This is what happens to your body over months in isolation

Updated 0954 GMT (1754 HKT) September 26, 2020

(CNN)Since the pandemic officially began in March, we've been told staying home is the best way to avoid catching Covid-19. And it is. But life in confinement can cause physical ailments on its own.

Being homebound for so long contorts the body, weakens the heart and lungs and even impairs brain function. The effects of life in isolation may stay with us beyond the pandemic's end (whenever that may be).
This is what half a year of isolation, staying home and staying sedentary can do to your body.

You start losing muscle

A week homebound, whether you're working, eating or sleeping, may feel comforting and necessary. But all the inactivity can undo hard-won progress.
That's because it can take months to build muscle and just one week to lose it. Humans, for all of our hardiness, also lose muscle more quickly the older we get, said Keith Baar, a professor of molecular exercise physiology at the University of California - Davis.
When you lose muscle, you're not necessarily losing bulk, but you are losing strength, which Baar said is one of the "strongest indicators" of how long you'll live.
"The stronger we stay, the easier it is for us to maintain our longevity."

Your heart and lungs get weaker

If you're not exercising, you're not raising your heart rate. And when your heart isn't pumping as hard, it gets weaker, Baar said.
The same thing happens to your lungs when you're inactive, said Dr. Panagis Galiatsatos, a pulmonologist from Johns Hopkins Bayview Medical Center. He said many of his patients have felt their breathing function deteriorate because they're no longer conditioned to exercise.
People with poor lung health are already considered more susceptible to coronavirus because it's a respiratory illness, so they're likely staying home to reduce their risk of infection. But if they're not moving and increasing blood flow to their lungs, then their preexisting condition might harm them anyway.
Exercise is the only key to improve both heart and lung function -- "Not a single medication can do that," Galiatsatos said. If it's not safe to leave the house, Baar recommends dancing or finding household objects for home strength training -- think milk jug deadlifts.

You gain fat

If you're home all day, every day, you're likely feet away from your pantry.
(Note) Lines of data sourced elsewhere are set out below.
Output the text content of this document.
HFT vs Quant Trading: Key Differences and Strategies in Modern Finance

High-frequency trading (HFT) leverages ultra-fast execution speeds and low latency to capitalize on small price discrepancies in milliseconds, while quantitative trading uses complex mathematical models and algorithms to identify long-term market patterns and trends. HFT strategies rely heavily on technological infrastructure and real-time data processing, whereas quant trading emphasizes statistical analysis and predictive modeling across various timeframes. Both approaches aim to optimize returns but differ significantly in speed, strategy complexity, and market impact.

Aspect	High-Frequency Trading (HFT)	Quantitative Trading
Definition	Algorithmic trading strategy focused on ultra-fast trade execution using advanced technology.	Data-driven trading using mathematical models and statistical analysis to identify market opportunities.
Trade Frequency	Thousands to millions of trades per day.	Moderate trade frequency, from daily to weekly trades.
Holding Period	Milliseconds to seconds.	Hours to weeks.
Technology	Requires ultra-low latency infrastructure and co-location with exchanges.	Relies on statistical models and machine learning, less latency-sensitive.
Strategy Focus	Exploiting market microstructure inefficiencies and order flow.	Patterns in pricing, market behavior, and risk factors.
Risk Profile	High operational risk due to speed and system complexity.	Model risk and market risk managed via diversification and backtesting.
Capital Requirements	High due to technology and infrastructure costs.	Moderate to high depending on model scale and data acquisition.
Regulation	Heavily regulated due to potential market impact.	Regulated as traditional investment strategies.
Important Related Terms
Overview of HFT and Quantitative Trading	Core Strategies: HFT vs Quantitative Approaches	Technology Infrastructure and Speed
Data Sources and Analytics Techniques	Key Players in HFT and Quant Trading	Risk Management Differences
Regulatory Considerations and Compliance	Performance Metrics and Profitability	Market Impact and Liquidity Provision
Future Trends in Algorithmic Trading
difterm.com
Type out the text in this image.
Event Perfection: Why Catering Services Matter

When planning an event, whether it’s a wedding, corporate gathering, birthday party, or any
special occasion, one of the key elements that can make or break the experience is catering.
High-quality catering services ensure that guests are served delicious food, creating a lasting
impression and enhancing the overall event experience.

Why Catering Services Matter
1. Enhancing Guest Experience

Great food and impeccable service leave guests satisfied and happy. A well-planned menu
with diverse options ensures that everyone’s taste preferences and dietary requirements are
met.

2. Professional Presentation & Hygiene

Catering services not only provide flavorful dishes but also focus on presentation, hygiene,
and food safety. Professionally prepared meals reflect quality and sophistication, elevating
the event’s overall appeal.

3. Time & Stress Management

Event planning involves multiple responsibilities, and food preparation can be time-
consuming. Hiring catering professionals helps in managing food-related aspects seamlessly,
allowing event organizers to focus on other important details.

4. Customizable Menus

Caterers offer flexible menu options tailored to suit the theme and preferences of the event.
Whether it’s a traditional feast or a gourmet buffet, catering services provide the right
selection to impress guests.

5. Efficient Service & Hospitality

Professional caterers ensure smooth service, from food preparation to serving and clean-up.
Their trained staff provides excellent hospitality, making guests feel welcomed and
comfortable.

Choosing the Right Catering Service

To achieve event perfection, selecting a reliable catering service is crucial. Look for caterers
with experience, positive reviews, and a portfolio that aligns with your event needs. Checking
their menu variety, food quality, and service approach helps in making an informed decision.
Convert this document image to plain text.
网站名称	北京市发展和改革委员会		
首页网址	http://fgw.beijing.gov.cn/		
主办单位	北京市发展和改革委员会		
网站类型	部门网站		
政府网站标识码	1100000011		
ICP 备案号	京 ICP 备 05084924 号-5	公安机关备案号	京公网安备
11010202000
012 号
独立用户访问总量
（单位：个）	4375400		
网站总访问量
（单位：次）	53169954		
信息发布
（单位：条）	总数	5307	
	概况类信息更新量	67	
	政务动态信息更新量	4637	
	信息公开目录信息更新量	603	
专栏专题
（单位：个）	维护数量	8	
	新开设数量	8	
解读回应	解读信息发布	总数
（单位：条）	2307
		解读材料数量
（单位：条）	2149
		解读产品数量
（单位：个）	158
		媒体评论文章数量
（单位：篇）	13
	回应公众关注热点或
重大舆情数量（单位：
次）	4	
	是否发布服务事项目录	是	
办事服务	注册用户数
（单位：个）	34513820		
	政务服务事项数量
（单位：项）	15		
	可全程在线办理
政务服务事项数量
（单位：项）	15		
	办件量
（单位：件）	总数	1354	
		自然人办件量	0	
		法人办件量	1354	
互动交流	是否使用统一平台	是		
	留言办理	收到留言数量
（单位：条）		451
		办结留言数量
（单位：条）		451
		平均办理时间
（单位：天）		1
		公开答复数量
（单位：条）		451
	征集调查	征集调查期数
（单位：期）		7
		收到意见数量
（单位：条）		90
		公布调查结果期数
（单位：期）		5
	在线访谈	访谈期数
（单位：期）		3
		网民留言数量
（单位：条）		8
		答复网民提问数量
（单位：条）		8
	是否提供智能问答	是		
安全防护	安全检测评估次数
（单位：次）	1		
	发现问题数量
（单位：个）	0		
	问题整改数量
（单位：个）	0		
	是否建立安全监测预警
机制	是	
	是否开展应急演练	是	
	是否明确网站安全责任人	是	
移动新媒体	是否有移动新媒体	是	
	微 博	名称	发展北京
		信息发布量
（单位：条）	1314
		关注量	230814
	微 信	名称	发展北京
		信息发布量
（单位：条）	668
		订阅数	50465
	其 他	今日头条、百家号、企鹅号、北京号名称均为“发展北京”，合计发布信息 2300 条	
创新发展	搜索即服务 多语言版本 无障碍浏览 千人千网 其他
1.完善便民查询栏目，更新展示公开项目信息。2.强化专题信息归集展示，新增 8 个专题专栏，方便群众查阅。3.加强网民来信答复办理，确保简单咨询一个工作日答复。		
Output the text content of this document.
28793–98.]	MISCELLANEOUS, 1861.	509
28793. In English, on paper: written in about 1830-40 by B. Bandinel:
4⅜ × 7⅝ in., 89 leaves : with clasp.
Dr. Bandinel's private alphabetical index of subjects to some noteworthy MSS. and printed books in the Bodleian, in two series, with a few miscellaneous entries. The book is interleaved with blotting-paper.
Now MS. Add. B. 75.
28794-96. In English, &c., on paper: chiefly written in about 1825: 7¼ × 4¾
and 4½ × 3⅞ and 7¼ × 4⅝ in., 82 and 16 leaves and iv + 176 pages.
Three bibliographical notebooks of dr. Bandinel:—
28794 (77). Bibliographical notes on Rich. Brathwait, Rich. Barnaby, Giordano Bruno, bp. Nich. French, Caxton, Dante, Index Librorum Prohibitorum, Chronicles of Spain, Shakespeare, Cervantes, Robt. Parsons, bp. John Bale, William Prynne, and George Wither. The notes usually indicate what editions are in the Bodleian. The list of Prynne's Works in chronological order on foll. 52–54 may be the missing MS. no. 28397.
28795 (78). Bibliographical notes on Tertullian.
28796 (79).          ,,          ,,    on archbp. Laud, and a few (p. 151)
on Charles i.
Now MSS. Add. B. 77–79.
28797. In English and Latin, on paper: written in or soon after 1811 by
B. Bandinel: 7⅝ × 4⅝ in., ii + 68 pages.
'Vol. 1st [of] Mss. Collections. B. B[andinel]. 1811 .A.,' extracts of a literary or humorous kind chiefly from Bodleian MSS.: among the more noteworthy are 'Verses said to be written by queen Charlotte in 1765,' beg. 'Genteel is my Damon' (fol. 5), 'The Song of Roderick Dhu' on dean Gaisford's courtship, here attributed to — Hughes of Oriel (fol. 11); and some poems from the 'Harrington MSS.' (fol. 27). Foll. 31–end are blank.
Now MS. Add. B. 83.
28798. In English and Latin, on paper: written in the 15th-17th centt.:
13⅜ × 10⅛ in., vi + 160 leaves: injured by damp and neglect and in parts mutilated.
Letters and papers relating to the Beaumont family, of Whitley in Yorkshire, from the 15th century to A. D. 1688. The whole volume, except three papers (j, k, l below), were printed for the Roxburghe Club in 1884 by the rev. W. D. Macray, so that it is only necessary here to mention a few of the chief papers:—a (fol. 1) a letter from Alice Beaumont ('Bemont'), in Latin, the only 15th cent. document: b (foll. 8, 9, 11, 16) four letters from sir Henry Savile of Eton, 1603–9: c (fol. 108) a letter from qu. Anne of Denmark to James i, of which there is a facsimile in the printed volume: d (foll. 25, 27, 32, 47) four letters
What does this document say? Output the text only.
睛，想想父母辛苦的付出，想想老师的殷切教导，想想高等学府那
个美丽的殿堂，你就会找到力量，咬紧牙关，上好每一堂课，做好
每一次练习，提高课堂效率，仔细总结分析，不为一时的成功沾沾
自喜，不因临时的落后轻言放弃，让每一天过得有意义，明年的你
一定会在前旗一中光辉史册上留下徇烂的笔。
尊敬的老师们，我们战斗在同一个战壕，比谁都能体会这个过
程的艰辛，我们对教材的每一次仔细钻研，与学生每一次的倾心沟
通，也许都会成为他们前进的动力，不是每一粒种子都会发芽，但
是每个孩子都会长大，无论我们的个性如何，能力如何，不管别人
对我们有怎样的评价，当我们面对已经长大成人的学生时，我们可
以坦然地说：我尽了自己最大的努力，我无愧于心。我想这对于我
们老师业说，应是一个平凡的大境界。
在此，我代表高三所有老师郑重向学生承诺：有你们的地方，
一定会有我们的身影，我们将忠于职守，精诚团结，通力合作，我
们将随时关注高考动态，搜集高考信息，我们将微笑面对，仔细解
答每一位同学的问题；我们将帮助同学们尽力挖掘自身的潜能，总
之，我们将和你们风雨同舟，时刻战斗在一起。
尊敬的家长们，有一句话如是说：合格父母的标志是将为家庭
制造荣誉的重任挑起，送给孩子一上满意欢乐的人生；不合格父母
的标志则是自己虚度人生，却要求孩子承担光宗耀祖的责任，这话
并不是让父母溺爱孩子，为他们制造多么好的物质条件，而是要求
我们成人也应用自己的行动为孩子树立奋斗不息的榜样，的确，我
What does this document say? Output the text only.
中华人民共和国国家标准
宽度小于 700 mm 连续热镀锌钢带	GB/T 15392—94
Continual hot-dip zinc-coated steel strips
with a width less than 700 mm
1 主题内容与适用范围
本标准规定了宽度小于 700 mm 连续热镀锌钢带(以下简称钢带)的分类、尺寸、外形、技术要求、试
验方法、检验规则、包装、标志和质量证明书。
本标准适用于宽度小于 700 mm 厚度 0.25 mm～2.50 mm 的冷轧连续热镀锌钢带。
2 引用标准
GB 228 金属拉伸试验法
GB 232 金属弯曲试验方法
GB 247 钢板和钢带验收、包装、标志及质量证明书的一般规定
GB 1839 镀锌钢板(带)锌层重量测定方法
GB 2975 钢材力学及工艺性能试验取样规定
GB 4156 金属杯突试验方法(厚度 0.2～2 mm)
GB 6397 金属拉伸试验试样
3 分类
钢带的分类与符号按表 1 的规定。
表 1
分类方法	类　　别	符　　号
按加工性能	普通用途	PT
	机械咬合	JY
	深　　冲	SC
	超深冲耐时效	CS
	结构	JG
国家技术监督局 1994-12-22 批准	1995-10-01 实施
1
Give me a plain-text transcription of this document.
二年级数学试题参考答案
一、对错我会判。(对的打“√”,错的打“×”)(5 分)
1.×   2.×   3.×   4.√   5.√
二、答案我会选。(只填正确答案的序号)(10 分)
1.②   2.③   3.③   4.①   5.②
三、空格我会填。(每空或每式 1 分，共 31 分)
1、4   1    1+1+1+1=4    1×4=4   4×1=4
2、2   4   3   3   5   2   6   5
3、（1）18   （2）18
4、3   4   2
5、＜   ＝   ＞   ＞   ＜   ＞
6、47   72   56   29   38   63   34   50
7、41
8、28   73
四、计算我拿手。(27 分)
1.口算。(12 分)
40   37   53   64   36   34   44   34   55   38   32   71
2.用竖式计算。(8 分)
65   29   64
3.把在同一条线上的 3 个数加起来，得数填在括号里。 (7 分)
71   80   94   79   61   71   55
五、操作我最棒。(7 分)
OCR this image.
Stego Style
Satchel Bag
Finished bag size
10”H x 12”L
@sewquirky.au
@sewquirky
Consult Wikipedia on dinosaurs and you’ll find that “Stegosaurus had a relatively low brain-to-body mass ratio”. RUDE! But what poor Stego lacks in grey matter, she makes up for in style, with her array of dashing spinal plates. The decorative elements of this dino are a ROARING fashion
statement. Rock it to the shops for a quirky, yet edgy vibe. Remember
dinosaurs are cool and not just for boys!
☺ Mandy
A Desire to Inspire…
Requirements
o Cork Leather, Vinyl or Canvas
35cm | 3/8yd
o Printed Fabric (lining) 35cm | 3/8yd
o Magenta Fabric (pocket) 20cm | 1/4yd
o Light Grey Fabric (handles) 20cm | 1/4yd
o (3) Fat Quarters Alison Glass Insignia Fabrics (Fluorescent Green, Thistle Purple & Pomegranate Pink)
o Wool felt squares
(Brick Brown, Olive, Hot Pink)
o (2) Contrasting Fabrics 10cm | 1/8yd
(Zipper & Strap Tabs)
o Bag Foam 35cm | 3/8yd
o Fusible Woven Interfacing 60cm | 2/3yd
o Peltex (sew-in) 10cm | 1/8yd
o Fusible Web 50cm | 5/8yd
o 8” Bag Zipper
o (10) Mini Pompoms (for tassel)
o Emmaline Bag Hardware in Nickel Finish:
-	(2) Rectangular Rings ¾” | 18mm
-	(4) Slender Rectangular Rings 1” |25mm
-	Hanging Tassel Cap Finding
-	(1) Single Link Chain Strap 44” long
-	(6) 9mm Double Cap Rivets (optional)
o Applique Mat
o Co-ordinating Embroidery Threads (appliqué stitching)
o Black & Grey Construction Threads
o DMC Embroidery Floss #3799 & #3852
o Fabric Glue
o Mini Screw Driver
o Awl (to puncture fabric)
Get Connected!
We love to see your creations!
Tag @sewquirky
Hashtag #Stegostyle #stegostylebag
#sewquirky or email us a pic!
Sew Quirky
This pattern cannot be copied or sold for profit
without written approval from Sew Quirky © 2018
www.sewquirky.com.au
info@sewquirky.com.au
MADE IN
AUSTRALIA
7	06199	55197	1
Depending on your perspective, that's either convenient or dangerous.
With such easy access, your "feeding" window, or the period of time during which you eat most of your meals, might widen from 10 or 12 hours every day to 15 hours a day-- more than half the day, which could cause your insulin levels to spike. Insulin encourages fat storage and converting other fat molecules to fat, said Giles Duffield, an associate professor of anatomy and physiology at the University of Notre Dame who studies circadian rhythms and metabolism, among other subjects.
Excessive eating is also an issue because, at the beginning of the pandemic, many people stocked up on nonperishable foods in case of supply shortages, Duffield said. Many nonperishable foods are highly processed and rich in sugars and starches.
Weight gain during periods of intense stress is normal, and 2020 has been unrelentingly stressful. Weight gain becomes dangerous, though, when it turns into obesity. Then, your body might start to resist insulin, and chronic health issues like metabolic illness or diabetes may develop, Duffield said.